本書でオススメする読書術は、一般的な読書術が目指すものとは「目標」も「やり方」も大きく異なります。最大の目的は「これまで以上に読書を楽しめること」です。副次的に「これまでより少し賢くなれる」「文章を書くことが少し得意になる」「ノートを上手に整理できるようになる」といった効果は期待できますが、それはあくまでもおまけです。
なので、この読書術では本を沢山読むことや、早く読めるようになることなどは目標にしません。毎年本を何冊読んだ、というように数値化することは、「読書家」であることをまわりにもアピールしやすく、自分の満足感も高まるので、こういった目標はよく使われがちです。とは言え、一冊の本を読んだかどうかなんて、結局自分自身が決めること。同じ「読んだ」でも、かつての私のように読んだ本のことを完全に忘れていたり、どんな本なのか説明できないような「読んだ」冊数が増えるだけの数字には意味を感じられません。なによりも、そういう「冊数」だけが増えても「これまで以上に読書を楽しめること」という目標が達成できるとは思えません。
目指すことは「たくさん読む」ではなく「たくさん語れる」こと。それを目標にして本を読んでいきます。読んだ量を誇るのではなく、読んだ量を誇らないことを誇るべきなのです。

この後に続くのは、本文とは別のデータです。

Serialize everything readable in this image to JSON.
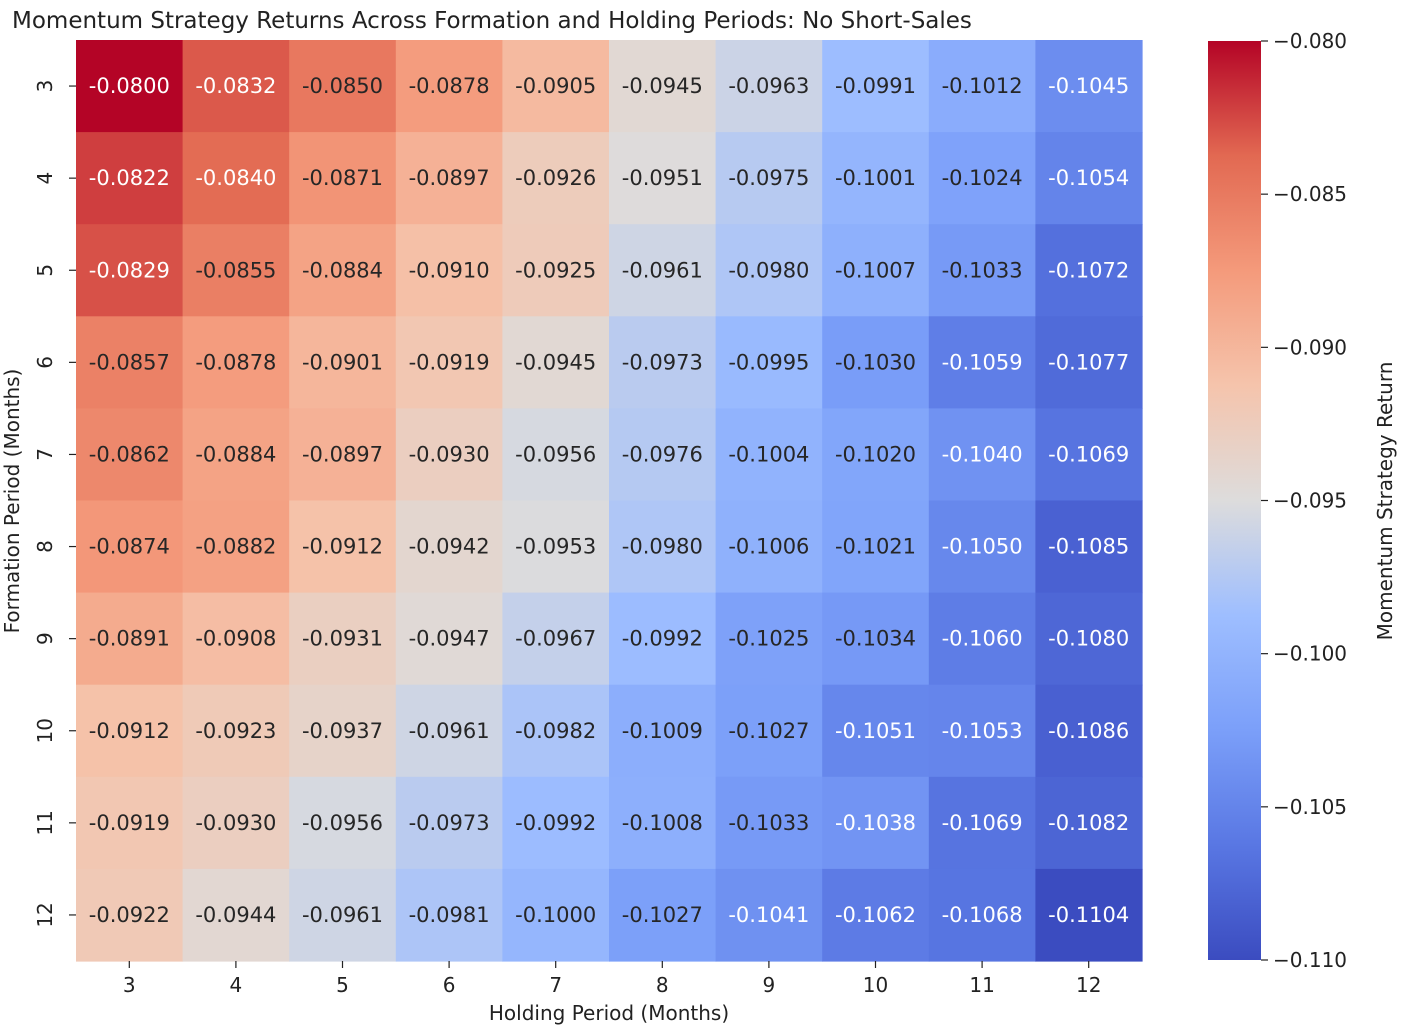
{
  "chart_data": {
    "type": "heatmap",
    "title": "Momentum Strategy Returns Across Formation and Holding Periods: No Short-Sales",
    "xlabel": "Holding Period (Months)",
    "ylabel": "Formation Period (Months)",
    "x_categories": [
      "3",
      "4",
      "5",
      "6",
      "7",
      "8",
      "9",
      "10",
      "11",
      "12"
    ],
    "y_categories": [
      "3",
      "4",
      "5",
      "6",
      "7",
      "8",
      "9",
      "10",
      "11",
      "12"
    ],
    "values": [
      [
        -0.08,
        -0.0832,
        -0.085,
        -0.0878,
        -0.0905,
        -0.0945,
        -0.0963,
        -0.0991,
        -0.1012,
        -0.1045
      ],
      [
        -0.0822,
        -0.084,
        -0.0871,
        -0.0897,
        -0.0926,
        -0.0951,
        -0.0975,
        -0.1001,
        -0.1024,
        -0.1054
      ],
      [
        -0.0829,
        -0.0855,
        -0.0884,
        -0.091,
        -0.0925,
        -0.0961,
        -0.098,
        -0.1007,
        -0.1033,
        -0.1072
      ],
      [
        -0.0857,
        -0.0878,
        -0.0901,
        -0.0919,
        -0.0945,
        -0.0973,
        -0.0995,
        -0.103,
        -0.1059,
        -0.1077
      ],
      [
        -0.0862,
        -0.0884,
        -0.0897,
        -0.093,
        -0.0956,
        -0.0976,
        -0.1004,
        -0.102,
        -0.104,
        -0.1069
      ],
      [
        -0.0874,
        -0.0882,
        -0.0912,
        -0.0942,
        -0.0953,
        -0.098,
        -0.1006,
        -0.1021,
        -0.105,
        -0.1085
      ],
      [
        -0.0891,
        -0.0908,
        -0.0931,
        -0.0947,
        -0.0967,
        -0.0992,
        -0.1025,
        -0.1034,
        -0.106,
        -0.108
      ],
      [
        -0.0912,
        -0.0923,
        -0.0937,
        -0.0961,
        -0.0982,
        -0.1009,
        -0.1027,
        -0.1051,
        -0.1053,
        -0.1086
      ],
      [
        -0.0919,
        -0.093,
        -0.0956,
        -0.0973,
        -0.0992,
        -0.1008,
        -0.1033,
        -0.1038,
        -0.1069,
        -0.1082
      ],
      [
        -0.0922,
        -0.0944,
        -0.0961,
        -0.0981,
        -0.1,
        -0.1027,
        -0.1041,
        -0.1062,
        -0.1068,
        -0.1104
      ]
    ],
    "colormap": "coolwarm",
    "vmin": -0.1104,
    "vmax": -0.08,
    "colorbar": {
      "label": "Momentum Strategy Return",
      "ticks": [
        -0.08,
        -0.085,
        -0.09,
        -0.095,
        -0.1,
        -0.105,
        -0.11
      ],
      "tick_labels": [
        "−0.080",
        "−0.085",
        "−0.090",
        "−0.095",
        "−0.100",
        "−0.105",
        "−0.110"
      ]
    },
    "grid": false,
    "legend": "none"
  }
}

大抵のよい本は「1回で理解するのが難しい」これが当たり前であることを知ることです。
新しい分野のことを学ぼうと思えば、ほとんどのことを知らないのが当然です。そうであれば、ほとんどの内容が1回でわからないことは当たり前。1回でわかるのは、物語を楽しむことが目的の小説1や、ほとんど知っていることしか書かれていない本くらいだと考えましょう。
ここでもまた学生時代の話に戻りますが、当時「教科書」という本は、一冊の本を何回も何回も繰り返し読んで、少しずつ理解しようとしていたはずです。1ページ2ページ読み進めるのに1時間2時間使うことも当たり前に行っていたのではないでしょうか?

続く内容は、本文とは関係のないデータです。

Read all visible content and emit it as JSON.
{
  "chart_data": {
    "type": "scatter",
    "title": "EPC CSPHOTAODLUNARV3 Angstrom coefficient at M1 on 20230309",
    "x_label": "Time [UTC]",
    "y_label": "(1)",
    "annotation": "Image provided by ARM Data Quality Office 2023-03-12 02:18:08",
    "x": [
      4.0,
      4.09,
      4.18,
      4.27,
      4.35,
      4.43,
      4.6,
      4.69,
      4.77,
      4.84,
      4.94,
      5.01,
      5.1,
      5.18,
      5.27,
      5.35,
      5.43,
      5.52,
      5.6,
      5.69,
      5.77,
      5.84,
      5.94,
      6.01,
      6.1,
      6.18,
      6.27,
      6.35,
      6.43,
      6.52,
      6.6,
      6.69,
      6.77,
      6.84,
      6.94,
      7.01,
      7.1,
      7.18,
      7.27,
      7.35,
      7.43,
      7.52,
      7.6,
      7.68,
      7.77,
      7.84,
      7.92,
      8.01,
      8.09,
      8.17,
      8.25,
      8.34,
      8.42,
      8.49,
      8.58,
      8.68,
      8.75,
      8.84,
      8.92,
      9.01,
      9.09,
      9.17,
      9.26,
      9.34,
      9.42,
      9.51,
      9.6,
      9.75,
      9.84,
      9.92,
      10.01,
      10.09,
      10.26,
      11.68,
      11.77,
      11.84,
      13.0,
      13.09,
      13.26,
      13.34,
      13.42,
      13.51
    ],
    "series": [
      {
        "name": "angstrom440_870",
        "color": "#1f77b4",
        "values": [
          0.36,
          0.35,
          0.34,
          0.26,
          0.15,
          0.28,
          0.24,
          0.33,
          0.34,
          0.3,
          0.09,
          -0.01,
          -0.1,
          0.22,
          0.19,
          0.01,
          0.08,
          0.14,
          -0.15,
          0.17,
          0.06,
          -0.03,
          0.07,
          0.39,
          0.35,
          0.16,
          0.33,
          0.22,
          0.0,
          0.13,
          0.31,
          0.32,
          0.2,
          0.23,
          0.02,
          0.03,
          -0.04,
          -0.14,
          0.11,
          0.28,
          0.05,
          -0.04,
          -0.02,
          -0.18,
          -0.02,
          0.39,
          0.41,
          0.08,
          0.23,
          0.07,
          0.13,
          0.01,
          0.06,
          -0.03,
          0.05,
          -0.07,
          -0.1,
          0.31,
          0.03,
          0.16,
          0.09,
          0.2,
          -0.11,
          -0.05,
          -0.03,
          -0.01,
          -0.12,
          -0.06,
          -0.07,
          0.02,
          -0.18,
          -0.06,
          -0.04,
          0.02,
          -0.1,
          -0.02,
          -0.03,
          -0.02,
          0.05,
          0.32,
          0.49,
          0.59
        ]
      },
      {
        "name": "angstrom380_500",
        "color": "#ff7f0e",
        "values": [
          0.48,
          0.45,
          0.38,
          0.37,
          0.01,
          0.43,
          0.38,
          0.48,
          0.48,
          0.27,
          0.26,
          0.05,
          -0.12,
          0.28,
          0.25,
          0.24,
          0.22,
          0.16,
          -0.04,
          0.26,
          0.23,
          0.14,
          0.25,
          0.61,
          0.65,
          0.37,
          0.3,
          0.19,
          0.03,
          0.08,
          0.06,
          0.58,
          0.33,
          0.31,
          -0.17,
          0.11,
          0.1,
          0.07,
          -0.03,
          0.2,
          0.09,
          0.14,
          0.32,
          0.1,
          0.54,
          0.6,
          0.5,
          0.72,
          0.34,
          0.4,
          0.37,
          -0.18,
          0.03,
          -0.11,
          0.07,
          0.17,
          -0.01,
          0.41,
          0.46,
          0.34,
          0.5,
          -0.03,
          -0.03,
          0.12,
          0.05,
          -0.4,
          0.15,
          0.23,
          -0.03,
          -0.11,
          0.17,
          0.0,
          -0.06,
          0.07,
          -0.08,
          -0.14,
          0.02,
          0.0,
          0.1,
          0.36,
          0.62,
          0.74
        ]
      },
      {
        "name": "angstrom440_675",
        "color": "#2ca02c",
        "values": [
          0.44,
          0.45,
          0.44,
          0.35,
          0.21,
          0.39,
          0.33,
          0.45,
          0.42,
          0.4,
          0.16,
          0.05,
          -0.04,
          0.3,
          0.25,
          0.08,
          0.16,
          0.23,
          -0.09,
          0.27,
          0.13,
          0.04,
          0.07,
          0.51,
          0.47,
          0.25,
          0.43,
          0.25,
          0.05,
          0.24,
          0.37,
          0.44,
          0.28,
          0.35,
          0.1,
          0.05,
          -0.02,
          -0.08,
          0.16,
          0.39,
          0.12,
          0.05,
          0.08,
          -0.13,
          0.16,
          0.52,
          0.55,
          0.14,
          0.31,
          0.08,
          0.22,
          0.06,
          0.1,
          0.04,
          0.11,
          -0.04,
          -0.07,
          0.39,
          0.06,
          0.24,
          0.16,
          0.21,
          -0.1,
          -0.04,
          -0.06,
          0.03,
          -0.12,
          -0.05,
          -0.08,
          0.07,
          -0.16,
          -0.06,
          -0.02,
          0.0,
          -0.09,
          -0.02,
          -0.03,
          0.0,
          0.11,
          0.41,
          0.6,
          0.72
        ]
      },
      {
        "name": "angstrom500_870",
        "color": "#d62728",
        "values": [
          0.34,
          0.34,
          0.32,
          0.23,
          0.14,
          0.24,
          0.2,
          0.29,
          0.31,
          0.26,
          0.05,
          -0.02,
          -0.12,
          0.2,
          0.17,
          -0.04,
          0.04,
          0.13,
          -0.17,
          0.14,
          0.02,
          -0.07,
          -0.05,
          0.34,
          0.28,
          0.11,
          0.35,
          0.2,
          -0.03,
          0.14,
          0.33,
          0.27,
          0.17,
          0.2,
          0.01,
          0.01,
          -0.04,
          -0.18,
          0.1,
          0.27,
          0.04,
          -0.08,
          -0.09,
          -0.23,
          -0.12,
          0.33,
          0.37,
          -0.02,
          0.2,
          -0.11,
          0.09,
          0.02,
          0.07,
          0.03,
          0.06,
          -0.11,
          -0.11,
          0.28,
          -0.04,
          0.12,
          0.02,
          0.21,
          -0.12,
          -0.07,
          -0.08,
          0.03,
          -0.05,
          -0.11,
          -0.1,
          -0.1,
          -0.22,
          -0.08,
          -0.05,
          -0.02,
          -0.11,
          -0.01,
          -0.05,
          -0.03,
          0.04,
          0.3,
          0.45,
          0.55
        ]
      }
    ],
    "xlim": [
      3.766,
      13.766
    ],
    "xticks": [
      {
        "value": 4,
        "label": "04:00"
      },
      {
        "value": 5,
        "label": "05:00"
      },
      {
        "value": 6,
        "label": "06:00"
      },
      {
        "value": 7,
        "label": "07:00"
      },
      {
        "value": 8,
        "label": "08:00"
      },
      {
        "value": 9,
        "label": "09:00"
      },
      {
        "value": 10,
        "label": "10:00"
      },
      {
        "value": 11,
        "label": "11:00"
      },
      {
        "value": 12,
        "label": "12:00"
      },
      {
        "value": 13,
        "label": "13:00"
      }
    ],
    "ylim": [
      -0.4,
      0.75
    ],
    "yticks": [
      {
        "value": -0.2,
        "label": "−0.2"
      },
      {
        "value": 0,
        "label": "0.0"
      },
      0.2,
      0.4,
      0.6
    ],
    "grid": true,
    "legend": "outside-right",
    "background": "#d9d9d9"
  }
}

読んだ本について語れるようになるために必要なのは、早く読む努力ではなく上手に読む努力です。ただ文字を追いかけて先に進むのではなく、考えるべきは理解力と定着力を最適化することです。結局、早く読める本というのは「早く読めてしまえる」くらいの本なのです。そうした本を何冊も読むよりも、興味深いことが沢山あり、早く読むことなどできない本を時間をかけてじっくりと読む方が、「知ること」を楽しめるはずです。
そして、そのようにして一冊一冊の本をじっくり読んでいけば、一冊の本を早く読む能力は自然に身に付いていきます。知っていることだらけの本であれば早く読めるのです。つまり、知っていることが増えれば増えるほど、早く読める本がどんどん増えていくのです。
アトミック・読書術の基本的なサイクルは「本を読む」「読書メモを残す」「メモを読み返して書き直す」を繰り返すことです。
メモを読み返して書き直すことを繰り返すことで、メモを残した内容は自然に「知っていること」に変化していきます。そして、知っていることが増えていくことで、読書メモを残すことにかかる時間は少しずつ少なくなっていきます。どんなことをメモに残すとよいか、ということについても、メモを読み返すことを繰り返せば、少しずつ自分に合った読書メモの残し方が身に付いていきます。
メモの残し方は、もちろん本書でもいろいろ考えていきますが、最終的に1冊の本からどんなメモを残すのか選ぶのはメモを書く人次第です。自分はどんな読書メモを残すのか。そうやって残した読書メモの違いこそが読書をする人の個性・好みであり、そうやって残したメモを振り返ることにで自分の個性が見えてくるようにもなるのです。
このように、読書メモを残して、メモを読み返すということを繰り返すので、1冊の本を読む以外にも「読書」には余分な時間が必要になります。毎日12時間読書に時間を使う、というほどの気合いは必要ありませんが、無駄にテレビを観たりスマホをぽちぽちしたりするような時間を減らして本を読もう、というくらいの「気合い」があるに越したことはありません。(そういう時間をなくせば、案外無理せず毎日1時間くらい時間が作れます)
こういったことを踏まえて、次からはより具体的な「読む方法」について考えていきたいと思います。
物語を楽しむ小説も、世界観を理解したりするために「何回も読む」人も大勢います。やはりそれも「1回読んだだけではわからない」ものです。